VSS Unity, previously referred to as VSS Voyager, is a SpaceShipTwo-class suborbital rocket-powered manned (six-passenger, two-pilot) spaceplane. It is the second SpaceShipTwo to be built and will be used as part of the Virgin Galactic Notes 3 fleet. The name Unity was chosen by British physicist Stephen Hawking. Hawking’s eye is also used as the model for the eye logo on the side of Unity.

It is the second SpaceShipTwo to be completed; the first, VSS Enterprise, was destroyed in a crash in late October 2014. The co-pilot, Michael Alsbury, was killed and the pilot, Peter Siebold, was seriously injured. A preliminary investigation and cockpit video subsequently indicated that the feathering system, the ship’s air-braking descent device, deployed too early. The incident resulted in the first fatality on a spacecraft in flight since the Space Shuttle Columbia disaster in 2003. The survival of pilot Peter Siebold also marks the first time in history that anyone has survived the destruction of a spacecraft during a flight when others on board have died.

After the accident, SpaceShipTwo test flights were temporarily suspended. VSS Unity’s First Powered Flight was also the first test since VSS Enterprise crash.


  1. Note that VSS Unity is a suborbital spaceplane, but at that first powered flight, it didn’t reach the space (its maximum altitude was 84,271 feet or 25,686 meters). The test flight did not aim to reach space, though.
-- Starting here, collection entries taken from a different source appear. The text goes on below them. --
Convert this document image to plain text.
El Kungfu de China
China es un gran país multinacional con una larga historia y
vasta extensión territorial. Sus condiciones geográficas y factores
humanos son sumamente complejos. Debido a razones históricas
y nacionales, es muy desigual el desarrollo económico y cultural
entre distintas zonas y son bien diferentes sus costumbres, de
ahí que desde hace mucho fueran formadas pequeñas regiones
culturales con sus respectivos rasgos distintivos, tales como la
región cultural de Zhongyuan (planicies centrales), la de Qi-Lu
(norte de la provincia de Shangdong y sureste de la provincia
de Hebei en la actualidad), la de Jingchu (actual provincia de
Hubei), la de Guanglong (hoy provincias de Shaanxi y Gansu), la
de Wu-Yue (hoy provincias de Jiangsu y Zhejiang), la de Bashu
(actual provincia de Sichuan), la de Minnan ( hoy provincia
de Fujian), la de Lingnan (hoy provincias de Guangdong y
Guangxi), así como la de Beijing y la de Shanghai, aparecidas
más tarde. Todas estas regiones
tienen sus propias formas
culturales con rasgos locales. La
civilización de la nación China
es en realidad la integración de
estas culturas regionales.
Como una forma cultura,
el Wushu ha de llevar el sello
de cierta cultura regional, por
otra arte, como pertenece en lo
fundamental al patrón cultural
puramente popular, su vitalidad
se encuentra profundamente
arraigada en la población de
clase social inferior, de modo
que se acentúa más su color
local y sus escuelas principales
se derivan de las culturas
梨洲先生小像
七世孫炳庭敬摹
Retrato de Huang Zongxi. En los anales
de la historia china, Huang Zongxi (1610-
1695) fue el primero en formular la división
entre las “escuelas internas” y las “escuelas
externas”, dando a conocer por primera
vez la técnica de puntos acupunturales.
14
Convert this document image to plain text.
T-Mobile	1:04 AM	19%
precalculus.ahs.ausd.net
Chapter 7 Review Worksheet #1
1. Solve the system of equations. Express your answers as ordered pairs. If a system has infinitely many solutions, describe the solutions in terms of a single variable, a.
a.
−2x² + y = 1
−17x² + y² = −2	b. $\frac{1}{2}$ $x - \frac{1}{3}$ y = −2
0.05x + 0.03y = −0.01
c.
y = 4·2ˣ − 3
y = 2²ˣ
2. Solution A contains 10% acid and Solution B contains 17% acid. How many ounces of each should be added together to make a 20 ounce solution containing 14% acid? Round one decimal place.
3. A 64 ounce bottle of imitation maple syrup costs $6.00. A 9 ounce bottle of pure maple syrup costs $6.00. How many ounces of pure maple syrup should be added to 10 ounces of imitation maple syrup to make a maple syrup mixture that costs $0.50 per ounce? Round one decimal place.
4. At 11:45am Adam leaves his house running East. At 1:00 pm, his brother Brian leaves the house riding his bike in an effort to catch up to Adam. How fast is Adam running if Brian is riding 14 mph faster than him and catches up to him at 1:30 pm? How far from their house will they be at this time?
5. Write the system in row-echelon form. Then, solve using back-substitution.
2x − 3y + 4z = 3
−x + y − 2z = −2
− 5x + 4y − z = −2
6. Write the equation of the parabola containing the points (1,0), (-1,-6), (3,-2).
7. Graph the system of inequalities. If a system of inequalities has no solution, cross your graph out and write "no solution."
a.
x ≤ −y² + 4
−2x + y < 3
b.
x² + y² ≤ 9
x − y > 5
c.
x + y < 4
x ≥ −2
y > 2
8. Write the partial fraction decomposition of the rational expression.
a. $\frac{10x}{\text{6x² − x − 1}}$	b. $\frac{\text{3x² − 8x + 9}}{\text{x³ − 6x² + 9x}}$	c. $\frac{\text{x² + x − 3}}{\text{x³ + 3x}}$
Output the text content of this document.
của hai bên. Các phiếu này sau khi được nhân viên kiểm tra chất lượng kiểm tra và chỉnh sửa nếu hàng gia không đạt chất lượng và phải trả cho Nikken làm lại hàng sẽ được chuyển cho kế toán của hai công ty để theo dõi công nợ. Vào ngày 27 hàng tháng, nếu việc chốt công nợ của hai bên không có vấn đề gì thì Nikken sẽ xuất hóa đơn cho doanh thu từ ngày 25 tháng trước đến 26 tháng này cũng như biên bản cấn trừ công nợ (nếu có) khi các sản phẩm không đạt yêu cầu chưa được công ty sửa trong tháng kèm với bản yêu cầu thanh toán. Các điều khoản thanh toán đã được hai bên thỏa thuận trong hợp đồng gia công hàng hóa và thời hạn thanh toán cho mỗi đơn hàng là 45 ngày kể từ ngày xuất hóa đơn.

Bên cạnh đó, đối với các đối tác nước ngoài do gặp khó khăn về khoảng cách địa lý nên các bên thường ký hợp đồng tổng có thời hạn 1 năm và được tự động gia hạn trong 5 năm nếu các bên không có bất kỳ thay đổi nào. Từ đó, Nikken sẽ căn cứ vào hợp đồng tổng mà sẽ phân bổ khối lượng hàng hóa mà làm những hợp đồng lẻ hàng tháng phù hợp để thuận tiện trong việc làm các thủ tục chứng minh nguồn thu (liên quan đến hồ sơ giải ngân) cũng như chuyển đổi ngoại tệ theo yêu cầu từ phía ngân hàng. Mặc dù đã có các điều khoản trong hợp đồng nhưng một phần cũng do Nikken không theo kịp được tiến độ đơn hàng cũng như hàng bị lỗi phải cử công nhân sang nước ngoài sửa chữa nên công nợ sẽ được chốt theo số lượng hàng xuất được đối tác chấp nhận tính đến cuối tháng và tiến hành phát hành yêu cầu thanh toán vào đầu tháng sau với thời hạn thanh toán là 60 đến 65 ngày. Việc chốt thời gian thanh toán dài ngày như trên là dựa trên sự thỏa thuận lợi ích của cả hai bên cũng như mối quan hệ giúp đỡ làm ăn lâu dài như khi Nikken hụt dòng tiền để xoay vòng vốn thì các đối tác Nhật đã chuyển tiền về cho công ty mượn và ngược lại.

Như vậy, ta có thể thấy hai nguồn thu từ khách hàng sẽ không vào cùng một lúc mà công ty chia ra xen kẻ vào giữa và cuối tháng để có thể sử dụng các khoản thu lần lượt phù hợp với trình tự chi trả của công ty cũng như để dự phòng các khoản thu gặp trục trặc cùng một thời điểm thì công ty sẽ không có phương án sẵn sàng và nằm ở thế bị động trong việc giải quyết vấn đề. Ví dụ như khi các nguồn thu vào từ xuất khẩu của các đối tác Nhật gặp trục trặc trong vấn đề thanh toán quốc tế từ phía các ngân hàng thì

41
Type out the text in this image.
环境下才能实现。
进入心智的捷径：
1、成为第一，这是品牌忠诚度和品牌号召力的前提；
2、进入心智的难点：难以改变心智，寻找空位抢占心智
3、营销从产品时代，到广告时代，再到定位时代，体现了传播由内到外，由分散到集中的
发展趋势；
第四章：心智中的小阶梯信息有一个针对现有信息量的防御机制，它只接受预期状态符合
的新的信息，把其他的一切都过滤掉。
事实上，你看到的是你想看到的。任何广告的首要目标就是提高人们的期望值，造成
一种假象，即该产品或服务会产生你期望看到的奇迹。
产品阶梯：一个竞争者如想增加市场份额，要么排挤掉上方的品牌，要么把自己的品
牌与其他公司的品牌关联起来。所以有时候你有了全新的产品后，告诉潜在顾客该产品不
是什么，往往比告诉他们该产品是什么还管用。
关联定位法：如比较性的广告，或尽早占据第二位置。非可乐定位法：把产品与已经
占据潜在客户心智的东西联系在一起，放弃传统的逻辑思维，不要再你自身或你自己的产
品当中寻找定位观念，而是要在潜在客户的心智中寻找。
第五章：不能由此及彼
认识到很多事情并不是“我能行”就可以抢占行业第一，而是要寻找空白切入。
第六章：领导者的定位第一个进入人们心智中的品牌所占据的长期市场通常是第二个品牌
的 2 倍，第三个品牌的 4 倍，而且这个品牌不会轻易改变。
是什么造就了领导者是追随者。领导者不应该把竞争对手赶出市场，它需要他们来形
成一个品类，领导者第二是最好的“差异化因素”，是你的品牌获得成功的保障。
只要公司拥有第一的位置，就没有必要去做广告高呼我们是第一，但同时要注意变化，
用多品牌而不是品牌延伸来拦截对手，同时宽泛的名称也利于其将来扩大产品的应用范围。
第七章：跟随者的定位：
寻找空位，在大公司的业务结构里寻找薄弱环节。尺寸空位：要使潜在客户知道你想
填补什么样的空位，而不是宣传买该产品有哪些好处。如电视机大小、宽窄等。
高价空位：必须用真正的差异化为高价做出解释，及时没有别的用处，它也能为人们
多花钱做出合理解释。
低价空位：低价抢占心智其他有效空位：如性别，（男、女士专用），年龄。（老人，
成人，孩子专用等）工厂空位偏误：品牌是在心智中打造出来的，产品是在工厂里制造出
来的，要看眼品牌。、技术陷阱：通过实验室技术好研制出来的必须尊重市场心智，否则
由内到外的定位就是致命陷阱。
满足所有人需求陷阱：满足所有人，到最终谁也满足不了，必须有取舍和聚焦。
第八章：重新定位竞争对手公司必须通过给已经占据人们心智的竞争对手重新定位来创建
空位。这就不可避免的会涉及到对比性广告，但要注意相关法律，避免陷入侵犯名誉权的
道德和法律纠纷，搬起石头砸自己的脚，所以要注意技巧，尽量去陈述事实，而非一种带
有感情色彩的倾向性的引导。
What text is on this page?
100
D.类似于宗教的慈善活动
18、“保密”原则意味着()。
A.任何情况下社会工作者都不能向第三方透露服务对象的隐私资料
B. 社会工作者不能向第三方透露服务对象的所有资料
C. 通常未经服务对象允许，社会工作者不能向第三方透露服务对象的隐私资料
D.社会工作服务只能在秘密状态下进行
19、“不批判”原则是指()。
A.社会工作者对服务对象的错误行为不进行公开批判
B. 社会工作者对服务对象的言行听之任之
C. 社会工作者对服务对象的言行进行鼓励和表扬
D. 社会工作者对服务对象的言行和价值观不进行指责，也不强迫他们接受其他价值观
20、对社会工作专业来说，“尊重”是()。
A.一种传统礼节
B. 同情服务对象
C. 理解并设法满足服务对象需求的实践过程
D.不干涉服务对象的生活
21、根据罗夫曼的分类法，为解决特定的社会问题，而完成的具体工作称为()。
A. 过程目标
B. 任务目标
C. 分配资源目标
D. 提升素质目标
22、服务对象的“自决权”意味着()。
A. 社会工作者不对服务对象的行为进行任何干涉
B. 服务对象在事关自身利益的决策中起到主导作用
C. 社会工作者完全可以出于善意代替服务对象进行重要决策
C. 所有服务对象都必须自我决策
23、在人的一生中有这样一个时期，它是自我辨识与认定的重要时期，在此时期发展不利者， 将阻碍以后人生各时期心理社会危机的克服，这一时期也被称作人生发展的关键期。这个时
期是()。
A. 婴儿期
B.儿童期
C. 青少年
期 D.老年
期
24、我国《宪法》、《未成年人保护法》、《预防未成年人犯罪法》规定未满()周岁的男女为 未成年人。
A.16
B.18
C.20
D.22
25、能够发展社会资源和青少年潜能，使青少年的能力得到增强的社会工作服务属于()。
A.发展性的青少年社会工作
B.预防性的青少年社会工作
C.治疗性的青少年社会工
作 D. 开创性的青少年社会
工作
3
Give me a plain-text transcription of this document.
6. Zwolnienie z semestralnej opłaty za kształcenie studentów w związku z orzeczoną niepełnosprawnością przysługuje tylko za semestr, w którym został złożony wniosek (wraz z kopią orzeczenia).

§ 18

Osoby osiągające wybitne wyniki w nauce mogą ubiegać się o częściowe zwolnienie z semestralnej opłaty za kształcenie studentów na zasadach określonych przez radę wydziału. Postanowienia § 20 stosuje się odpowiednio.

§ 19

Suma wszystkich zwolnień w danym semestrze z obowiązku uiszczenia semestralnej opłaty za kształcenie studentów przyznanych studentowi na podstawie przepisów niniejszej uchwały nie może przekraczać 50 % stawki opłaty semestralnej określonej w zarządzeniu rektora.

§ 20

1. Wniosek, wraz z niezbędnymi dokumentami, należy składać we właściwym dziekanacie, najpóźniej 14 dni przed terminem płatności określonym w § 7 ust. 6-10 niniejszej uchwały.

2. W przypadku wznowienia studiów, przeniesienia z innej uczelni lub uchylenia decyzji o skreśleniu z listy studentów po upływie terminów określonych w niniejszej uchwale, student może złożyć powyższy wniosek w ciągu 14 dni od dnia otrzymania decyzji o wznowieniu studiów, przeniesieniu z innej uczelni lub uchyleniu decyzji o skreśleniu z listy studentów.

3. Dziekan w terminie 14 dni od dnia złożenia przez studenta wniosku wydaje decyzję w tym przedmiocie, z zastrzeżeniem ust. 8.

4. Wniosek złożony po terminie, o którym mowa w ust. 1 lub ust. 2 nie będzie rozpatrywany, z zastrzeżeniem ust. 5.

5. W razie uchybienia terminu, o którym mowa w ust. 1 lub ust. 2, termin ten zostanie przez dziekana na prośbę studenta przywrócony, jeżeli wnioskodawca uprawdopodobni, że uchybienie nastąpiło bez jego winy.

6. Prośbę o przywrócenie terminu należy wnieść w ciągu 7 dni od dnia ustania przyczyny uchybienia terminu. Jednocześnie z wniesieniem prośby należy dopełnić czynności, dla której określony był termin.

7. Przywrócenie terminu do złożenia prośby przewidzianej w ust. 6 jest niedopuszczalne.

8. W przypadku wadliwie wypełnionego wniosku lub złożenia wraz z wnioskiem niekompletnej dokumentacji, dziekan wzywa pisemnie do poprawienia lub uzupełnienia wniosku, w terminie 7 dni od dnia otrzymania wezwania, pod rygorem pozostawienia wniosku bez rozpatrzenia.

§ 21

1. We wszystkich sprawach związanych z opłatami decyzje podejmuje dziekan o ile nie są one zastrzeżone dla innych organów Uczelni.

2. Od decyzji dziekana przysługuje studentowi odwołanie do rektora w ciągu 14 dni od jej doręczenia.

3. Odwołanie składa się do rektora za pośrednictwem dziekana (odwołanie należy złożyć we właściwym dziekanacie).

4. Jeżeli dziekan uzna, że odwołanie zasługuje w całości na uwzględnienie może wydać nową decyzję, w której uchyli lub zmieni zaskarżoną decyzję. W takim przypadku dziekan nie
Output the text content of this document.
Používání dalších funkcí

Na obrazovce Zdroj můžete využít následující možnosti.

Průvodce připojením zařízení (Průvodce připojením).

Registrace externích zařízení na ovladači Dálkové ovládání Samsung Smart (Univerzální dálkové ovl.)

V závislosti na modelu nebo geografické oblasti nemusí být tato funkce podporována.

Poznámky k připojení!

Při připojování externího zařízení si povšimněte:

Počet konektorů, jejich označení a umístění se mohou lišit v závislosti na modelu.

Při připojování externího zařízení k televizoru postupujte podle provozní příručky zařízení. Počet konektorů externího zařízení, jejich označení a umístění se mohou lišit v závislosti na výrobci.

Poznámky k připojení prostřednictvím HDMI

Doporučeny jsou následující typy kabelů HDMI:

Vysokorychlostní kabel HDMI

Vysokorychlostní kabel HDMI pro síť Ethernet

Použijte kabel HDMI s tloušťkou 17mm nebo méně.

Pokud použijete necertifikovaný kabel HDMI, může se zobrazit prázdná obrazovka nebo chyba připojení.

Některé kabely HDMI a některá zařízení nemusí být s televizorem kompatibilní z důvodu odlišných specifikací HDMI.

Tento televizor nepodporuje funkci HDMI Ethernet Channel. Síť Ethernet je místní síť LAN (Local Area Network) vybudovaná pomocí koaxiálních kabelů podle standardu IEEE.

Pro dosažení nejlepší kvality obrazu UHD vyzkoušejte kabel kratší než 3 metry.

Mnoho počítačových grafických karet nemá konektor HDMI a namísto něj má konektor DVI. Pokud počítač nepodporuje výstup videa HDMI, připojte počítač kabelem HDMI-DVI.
A sub-orbital spaceflight is a spaceflight in which the spacecraft reaches space, but its trajectory intersects the atmosphere or surface of the gravitating body from which it was launched, so that it will not complete one orbital revolution. For example, the path of an object launched from Earth that reaches 100 km (62 mi) above sea level, and then falls back to Earth, is considered a sub-orbital spaceflight. This altitude, known as the Kármán line, which commonly represents the boundary between Earth’s atmosphere and outer space, was chosen by the Fédération Aéronautique Internationale (FAI, the world governing body for air sports). Because it is roughly the point where a vehicle flying fast enough to support itself with aerodynamic lift from the Earth’s atmosphere would be flying faster than orbital speed.
  2. A spaceplane is an aerospace vehicle that operates as an aircraft in Earth’s atmosphere, as well as a spacecraft when it is in space. As of April 2018, only five spaceplanes have successfully flown, having reentered Earth’s atmosphere, returned to Earth, and safely landed: the North American X-15, Space Shuttle, Buran (the Soviet counterpart of US’s Space Shuttle), SpaceShipOne, and Boeing X-37.
  3. Virgin Galactic is a spaceflight company within the Virgin Group. It is developing commercial spacecraft and aims to provide suborbital spaceflights to space tourists and suborbital launches for space science missions. The founder of the company is Sir Richard Branson.